The "active" and "reactive" forces under newton's 3rd law never are never exerted on the same body. If that were the case nothing could ever accelerate...
@DarkEdgeXD The centripetal force is acting on the can too, that is the force that keeps it in circular motion. Both forces do zero work so "working" is kinda misleading.
Thank you for posting, great video. Only 1 part of this video doesn't make sense to me. How would the centripetal force hold the mud on the tire? There is no centripetal force if the tire is not rotating, correct? Yet the mud stays on. This is caused by the adhesion of the mud to the tire, correct? In which case, when rotating, the force holding the mud to the tire is the adhesive force, and the mud falls off when the inertia (or "centrifugal") force is greater than the adhesive force? Or am i completely wrong here. Thank you!
When the tyre spins, the adhesive force of the mud on the tyre becomes the centripetal force. think of it this way: the adhesive force of the mud is like the string of the spinning can, the mud the can , and the tyre a person spinning the can. As the tyre spins, it 'strains' the string, adhesive force, and the string snaps. The can, mud, flies off in tangential course (the way its inertia leads it to go)

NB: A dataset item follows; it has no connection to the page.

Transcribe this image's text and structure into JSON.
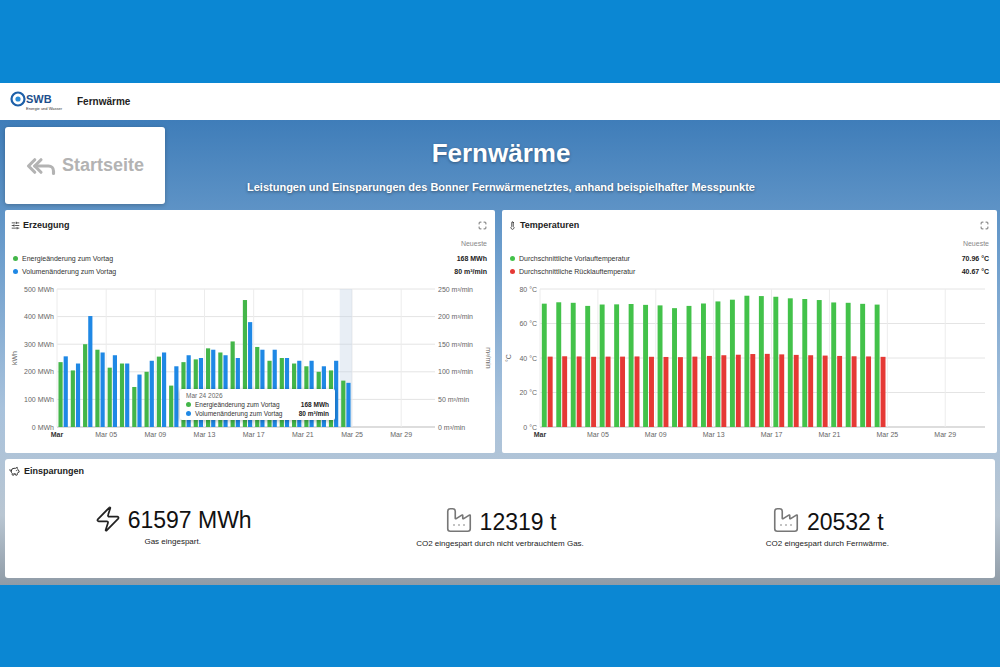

Greetings. I thank Mr. Pitcher for his contribution to the public knowledge. I have a few questions to ask. I welcome and I thank the possible answer of any reader. 1) What IS V in your formula? Does it represent the angular velocity of the rotating object? If so why do you not mention it? 2) Let’s look at the scenario in which a car is moving with a constant velocity of V in a straight line before enters into a circular path. Due to its inertia it has tendency to resist deviating from the straight line that it was moving. When it enters the curve of radius R Suppose V is the velocity of the car and it was constant. The fictitious force of Centrifugal makes the driver feel being pulled say to the right. The car does not tip over. Next suppose the same car enters the same curve with three times the previous speed and it will tip over due to its higher fictitious force of centrifugal. Now, once its speed has increased to three times, the centripetal force is supposed to increase by a factor of Nine. The centripetal force has increase much more so it should be much stronger according to your formula rather than weaker and causes the car to tipped over? In your demonstration of the rotating tire, when the speed of the rotation increased then centripetal force must get much stronger by the formula you presented and it should hold the mod on the top of the tire and prevent it from flying away tangent to the circle rather than other way around. 3) Here in your demonstration, the acceleration is due to the change of direction of the velocity and not to the change of the magnitude of the velocity (Am I correct?). Then how do you know the acceleration vector is perpendicular to the velocity vector that is tangent to the circle (curve)? 4) By Newton’s third law of motion for every action there is a reaction in same magnitude but opposite in direction, as you mentioned. Then if the fictitious Centrifugal force is suppose to be the a reaction to the centripetal then should it not be in the radial direction pulling the object away from the circle in the direction of the radius rather than tangent to the path? 5) From the animated demonstration I fully comprehend the reason for the centrifugal force to be fictitious and not a real force.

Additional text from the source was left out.